Law of sines: sin(B) / b = sin(A) / a
Angle B: B = sin-1((b × sin(A)) / a)
Second possible angle: B₂ = 180° - B
Third angle: C = 180° - A - B
Missing side: c = a × sin(C) / sin(A)
Area: Area = 1 / 2 × b × c × sin(A)
SSA height test: h = b × sin(A)
How to Use This Calculator
- Enter the known angle A.
- Select degrees or radians.
- Enter side a, which is opposite angle A.
- Enter side b, the second known side.
- Choose the decimal precision for your answer.
- Press the calculate button.
- Review whether the inputs form zero, one, or two triangles.
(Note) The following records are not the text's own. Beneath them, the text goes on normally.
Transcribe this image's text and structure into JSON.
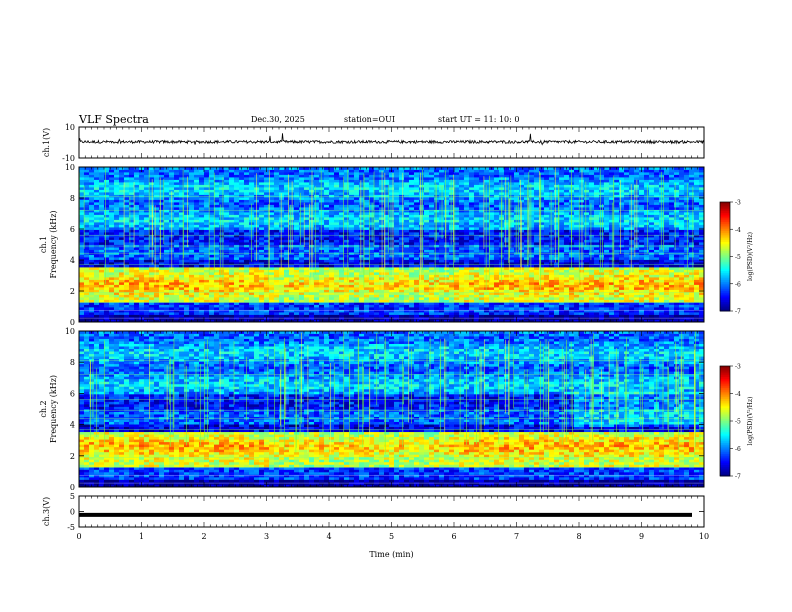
{
  "header": {
    "title": "VLF Spectra",
    "date": "Dec.30, 2025",
    "station": "station=OUI",
    "start_ut": "start  UT  =   11: 10: 0"
  },
  "chart_data": [
    {
      "type": "line",
      "ylabel": "ch.1(V)",
      "ylim": [
        -10,
        10
      ],
      "yticks": [
        "10",
        "-10"
      ],
      "xlim": [
        0,
        10
      ],
      "grid": false,
      "description_value": "waveform centered near 0 V with small spikes"
    },
    {
      "type": "heatmap",
      "ylabel_top": "ch.1",
      "ylabel": "Frequency  (kHz)",
      "ylim": [
        0,
        10
      ],
      "yticks": [
        "0",
        "2",
        "4",
        "6",
        "8",
        "10"
      ],
      "xlim": [
        0,
        10
      ],
      "colorbar": {
        "label": "log(PSD)(V²/Hz)",
        "range": [
          -7,
          -3
        ],
        "ticks": [
          "-3",
          "-4",
          "-5",
          "-6",
          "-7"
        ]
      },
      "colors": {
        "low": "#00008b",
        "mid": "#00ff00",
        "high": "#ff0000"
      }
    },
    {
      "type": "heatmap",
      "ylabel_top": "ch.2",
      "ylabel": "Frequency  (kHz)",
      "ylim": [
        0,
        10
      ],
      "yticks": [
        "0",
        "2",
        "4",
        "6",
        "8",
        "10"
      ],
      "xlim": [
        0,
        10
      ],
      "colorbar": {
        "label": "log(PSD)(V²/Hz)",
        "range": [
          -7,
          -3
        ],
        "ticks": [
          "-3",
          "-4",
          "-5",
          "-6",
          "-7"
        ]
      }
    },
    {
      "type": "line",
      "ylabel": "ch.3(V)",
      "ylim": [
        -5,
        5
      ],
      "yticks": [
        "5",
        "0",
        "-5"
      ],
      "xlim": [
        0,
        10
      ],
      "values_const": -1.1
    }
  ],
  "xaxis": {
    "label": "Time  (min)",
    "ticks": [
      "0",
      "1",
      "2",
      "3",
      "4",
      "5",
      "6",
      "7",
      "8",
      "9",
      "10"
    ],
    "range": [
      0,
      10
    ]
  }
}
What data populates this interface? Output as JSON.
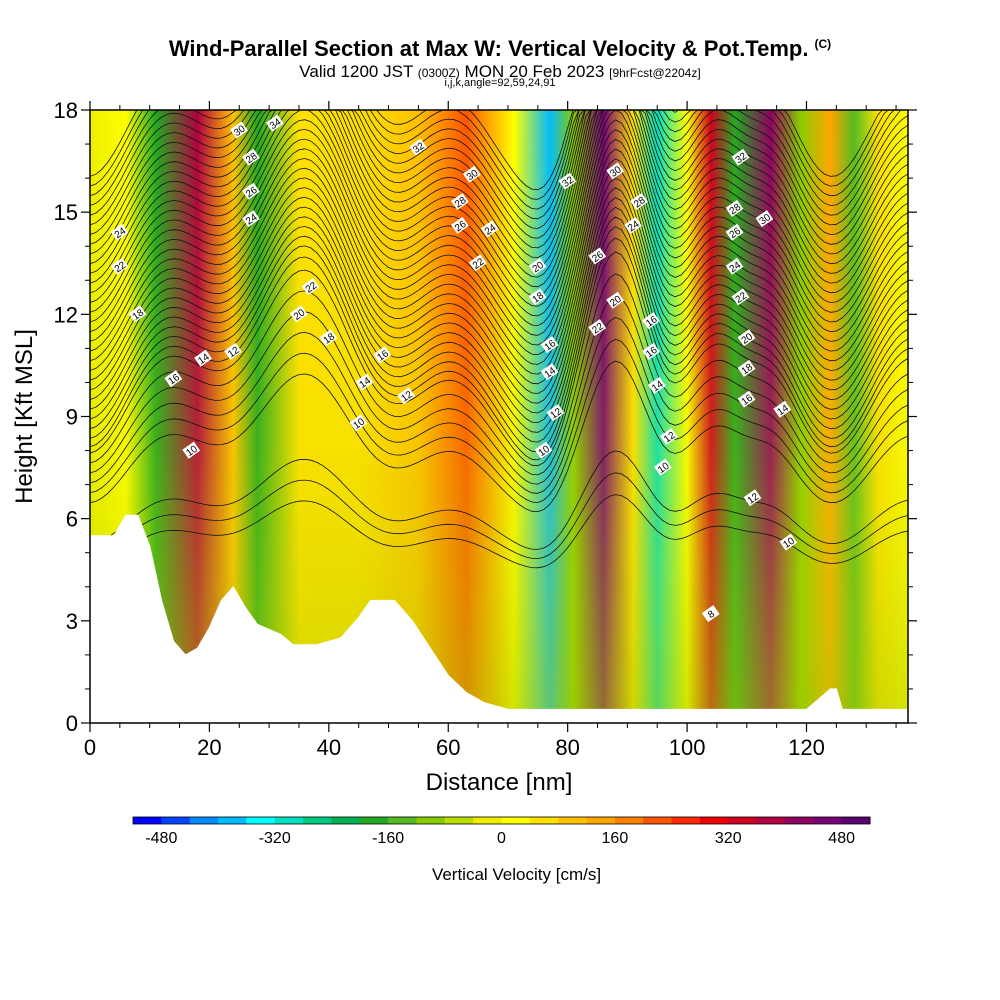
{
  "chart_data": {
    "type": "heatmap",
    "title": "Wind-Parallel Section at Max W: Vertical Velocity & Pot.Temp.",
    "title_mark": "(C)",
    "subtitle_main": "Valid 1200 JST",
    "subtitle_utc": "(0300Z)",
    "subtitle_date": "MON 20 Feb 2023",
    "subtitle_fcst": "[9hrFcst@2204z]",
    "subtitle_indices": "i,j,k,angle=92,59,24,91",
    "xlabel": "Distance [nm]",
    "ylabel": "Height [Kft MSL]",
    "xlim": [
      0,
      137
    ],
    "ylim": [
      0,
      18
    ],
    "x_ticks": [
      "0",
      "20",
      "40",
      "60",
      "80",
      "100",
      "120"
    ],
    "y_ticks": [
      "0",
      "3",
      "6",
      "9",
      "12",
      "15",
      "18"
    ],
    "colorbar": {
      "label": "Vertical Velocity [cm/s]",
      "range": [
        -520,
        520
      ],
      "step": 40,
      "tick_labels": [
        "-480",
        "-320",
        "-160",
        "0",
        "160",
        "320",
        "480"
      ],
      "colors": [
        "#0000ff",
        "#0044ff",
        "#0088ff",
        "#00bbff",
        "#00ffff",
        "#00e0c0",
        "#00c880",
        "#00b050",
        "#22a822",
        "#55bb22",
        "#88cc00",
        "#bbdd00",
        "#eeee00",
        "#ffff00",
        "#ffe000",
        "#ffc000",
        "#ffa500",
        "#ff8000",
        "#ff5500",
        "#ff2a00",
        "#ee0000",
        "#d00020",
        "#b00040",
        "#900060",
        "#760076",
        "#5a0070"
      ]
    },
    "vertical_velocity_bands": [
      {
        "x": 0,
        "w": -20
      },
      {
        "x": 6,
        "w": 20
      },
      {
        "x": 11,
        "w": -200
      },
      {
        "x": 18,
        "w": 360
      },
      {
        "x": 24,
        "w": 80
      },
      {
        "x": 28,
        "w": -200
      },
      {
        "x": 35,
        "w": 60
      },
      {
        "x": 45,
        "w": 40
      },
      {
        "x": 55,
        "w": 100
      },
      {
        "x": 63,
        "w": 220
      },
      {
        "x": 71,
        "w": 20
      },
      {
        "x": 77,
        "w": -400
      },
      {
        "x": 81,
        "w": -100
      },
      {
        "x": 86,
        "w": 440
      },
      {
        "x": 91,
        "w": 60
      },
      {
        "x": 95,
        "w": -320
      },
      {
        "x": 100,
        "w": 0
      },
      {
        "x": 104,
        "w": 320
      },
      {
        "x": 108,
        "w": -180
      },
      {
        "x": 114,
        "w": 400
      },
      {
        "x": 119,
        "w": -120
      },
      {
        "x": 124,
        "w": 120
      },
      {
        "x": 128,
        "w": -140
      },
      {
        "x": 132,
        "w": 60
      },
      {
        "x": 137,
        "w": 20
      }
    ],
    "terrain_profile": [
      [
        0,
        5.5
      ],
      [
        4,
        5.5
      ],
      [
        6,
        6.1
      ],
      [
        8,
        6.1
      ],
      [
        10,
        5.2
      ],
      [
        12,
        3.6
      ],
      [
        14,
        2.4
      ],
      [
        16,
        2.0
      ],
      [
        18,
        2.2
      ],
      [
        20,
        2.8
      ],
      [
        22,
        3.6
      ],
      [
        24,
        4.0
      ],
      [
        26,
        3.4
      ],
      [
        28,
        2.9
      ],
      [
        32,
        2.6
      ],
      [
        34,
        2.3
      ],
      [
        38,
        2.3
      ],
      [
        42,
        2.5
      ],
      [
        45,
        3.1
      ],
      [
        47,
        3.6
      ],
      [
        51,
        3.6
      ],
      [
        54,
        3.0
      ],
      [
        57,
        2.2
      ],
      [
        60,
        1.4
      ],
      [
        63,
        0.9
      ],
      [
        66,
        0.6
      ],
      [
        70,
        0.4
      ],
      [
        100,
        0.4
      ],
      [
        120,
        0.4
      ],
      [
        122,
        0.7
      ],
      [
        124,
        1.0
      ],
      [
        125,
        1.0
      ],
      [
        126,
        0.4
      ],
      [
        137,
        0.4
      ]
    ],
    "potential_temperature_labels": [
      {
        "x": 5,
        "y": 14.4,
        "v": "24"
      },
      {
        "x": 5,
        "y": 13.4,
        "v": "22"
      },
      {
        "x": 8,
        "y": 12.0,
        "v": "18"
      },
      {
        "x": 14,
        "y": 10.1,
        "v": "16"
      },
      {
        "x": 19,
        "y": 10.7,
        "v": "14"
      },
      {
        "x": 24,
        "y": 10.9,
        "v": "12"
      },
      {
        "x": 17,
        "y": 8.0,
        "v": "10"
      },
      {
        "x": 25,
        "y": 17.4,
        "v": "30"
      },
      {
        "x": 31,
        "y": 17.6,
        "v": "34"
      },
      {
        "x": 27,
        "y": 16.6,
        "v": "28"
      },
      {
        "x": 27,
        "y": 15.6,
        "v": "26"
      },
      {
        "x": 27,
        "y": 14.8,
        "v": "24"
      },
      {
        "x": 37,
        "y": 12.8,
        "v": "22"
      },
      {
        "x": 35,
        "y": 12.0,
        "v": "20"
      },
      {
        "x": 40,
        "y": 11.3,
        "v": "18"
      },
      {
        "x": 49,
        "y": 10.8,
        "v": "16"
      },
      {
        "x": 46,
        "y": 10.0,
        "v": "14"
      },
      {
        "x": 53,
        "y": 9.6,
        "v": "12"
      },
      {
        "x": 45,
        "y": 8.8,
        "v": "10"
      },
      {
        "x": 55,
        "y": 16.9,
        "v": "32"
      },
      {
        "x": 64,
        "y": 16.1,
        "v": "30"
      },
      {
        "x": 62,
        "y": 15.3,
        "v": "28"
      },
      {
        "x": 62,
        "y": 14.6,
        "v": "26"
      },
      {
        "x": 67,
        "y": 14.5,
        "v": "24"
      },
      {
        "x": 65,
        "y": 13.5,
        "v": "22"
      },
      {
        "x": 75,
        "y": 13.4,
        "v": "20"
      },
      {
        "x": 75,
        "y": 12.5,
        "v": "18"
      },
      {
        "x": 77,
        "y": 11.1,
        "v": "16"
      },
      {
        "x": 77,
        "y": 10.3,
        "v": "14"
      },
      {
        "x": 78,
        "y": 9.1,
        "v": "12"
      },
      {
        "x": 76,
        "y": 8.0,
        "v": "10"
      },
      {
        "x": 80,
        "y": 15.9,
        "v": "32"
      },
      {
        "x": 88,
        "y": 16.2,
        "v": "30"
      },
      {
        "x": 92,
        "y": 15.3,
        "v": "28"
      },
      {
        "x": 91,
        "y": 14.6,
        "v": "24"
      },
      {
        "x": 85,
        "y": 13.7,
        "v": "26"
      },
      {
        "x": 88,
        "y": 12.4,
        "v": "20"
      },
      {
        "x": 85,
        "y": 11.6,
        "v": "22"
      },
      {
        "x": 94,
        "y": 11.8,
        "v": "16"
      },
      {
        "x": 94,
        "y": 10.9,
        "v": "16"
      },
      {
        "x": 95,
        "y": 9.9,
        "v": "14"
      },
      {
        "x": 97,
        "y": 8.4,
        "v": "12"
      },
      {
        "x": 96,
        "y": 7.5,
        "v": "10"
      },
      {
        "x": 109,
        "y": 16.6,
        "v": "32"
      },
      {
        "x": 108,
        "y": 15.1,
        "v": "28"
      },
      {
        "x": 113,
        "y": 14.8,
        "v": "30"
      },
      {
        "x": 108,
        "y": 14.4,
        "v": "26"
      },
      {
        "x": 108,
        "y": 13.4,
        "v": "24"
      },
      {
        "x": 109,
        "y": 12.5,
        "v": "22"
      },
      {
        "x": 110,
        "y": 11.3,
        "v": "20"
      },
      {
        "x": 110,
        "y": 10.4,
        "v": "18"
      },
      {
        "x": 110,
        "y": 9.5,
        "v": "16"
      },
      {
        "x": 116,
        "y": 9.2,
        "v": "14"
      },
      {
        "x": 111,
        "y": 6.6,
        "v": "12"
      },
      {
        "x": 117,
        "y": 5.3,
        "v": "10"
      },
      {
        "x": 104,
        "y": 3.2,
        "v": "8"
      }
    ]
  }
}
- Use the CSV or PDF button to save the result.
Example Data Table
| Angle A | Side a | Side b | Expected case | Reason |
|---|---|---|---|---|
| 30° | 7 | 10 | Two triangles | a is greater than h but less than b. |
| 30° | 5 | 10 | One triangle | a equals h, so B is 90°. |
| 30° | 4 | 10 | No triangle | a is smaller than h. |
| 110° | 15 | 8 | One triangle | An obtuse known angle allows only one valid triangle. |
SSA Triangle Guide
Understanding SSA Triangles
An SSA triangle gives one angle, the side opposite that angle, and another side. This data can be tricky. It may create no triangle, one triangle, or two different triangles. The reason is the sine rule. A sine value can match an acute angle and an obtuse angle. Both may fit the same known side data.
Why the Ambiguous Case Matters
The ambiguous case appears when the known angle is not between the two known sides. The calculator first checks the sine ratio for angle B. If that ratio is greater than one, no real triangle is possible. If it equals one, angle B is ninety degrees. If it is less than one, a second angle may also work.
What the Tool Calculates
This calculator solves every valid SSA result. It finds angle B, angle C, missing side c, perimeter, semiperimeter, area, height, circumradius, and inradius. It also classifies the triangle by side type and angle type. The output keeps alternate solutions separate, so comparison is simple.
Practical Use Cases
Students can use it to study trigonometry homework. Teachers can show how two triangles can share the same SSA inputs. Engineers, surveyors, designers, and builders can test field measurements before drawing layouts. The graph gives a quick visual check. The export buttons help save results for reports.
Accuracy Notes
SSA calculations depend on clean inputs. Use positive side lengths. Keep the known angle between zero and one hundred eighty degrees. Round only the final answer when possible. Very small rounding changes can make a borderline triangle appear possible or impossible. When measurements come from real work, add tolerances and check the result against the physical situation.
Reading the Results
Start with the solution count. Then compare angle totals. Each valid triangle should total one hundred eighty degrees. Review the missing side and area next. If two solutions appear, both satisfy the same SSA data. Choose the one that matches your drawing, direction, survey note, or problem statement.
Saving and Sharing Results
CSV files support spreadsheets. PDF reports are useful for notes. Keep the exported inputs with each answer. That makes checking easier and reduces mistakes during revision.
FAQs
1. What does SSA mean in triangles?
SSA means side, side, angle. It gives two side lengths and one angle that is not between those two sides.
2. Why can SSA produce two triangles?
The sine rule can return one acute angle and one obtuse angle. Both may satisfy the same side and angle data.
3. When is no SSA triangle possible?
No triangle is possible when the opposite side is too short to reach the other known side at the given angle.
4. What is side a in this calculator?
Side a is the side opposite angle A. This matching is required for the law of sines calculation.
5. What is side b?
Side b is the second known side. It is opposite the unknown angle B in standard triangle notation.
6. Can I use radians?
Yes. Select radians from the angle unit field. The calculator converts the angle internally before solving.
7. Why is the height test useful?
The height test compares a with b times sin(A). It quickly shows whether zero, one, or two triangles may exist.
8. Can I export the answers?
Yes. Use the CSV button for spreadsheet data. Use the PDF button for a printable summary report.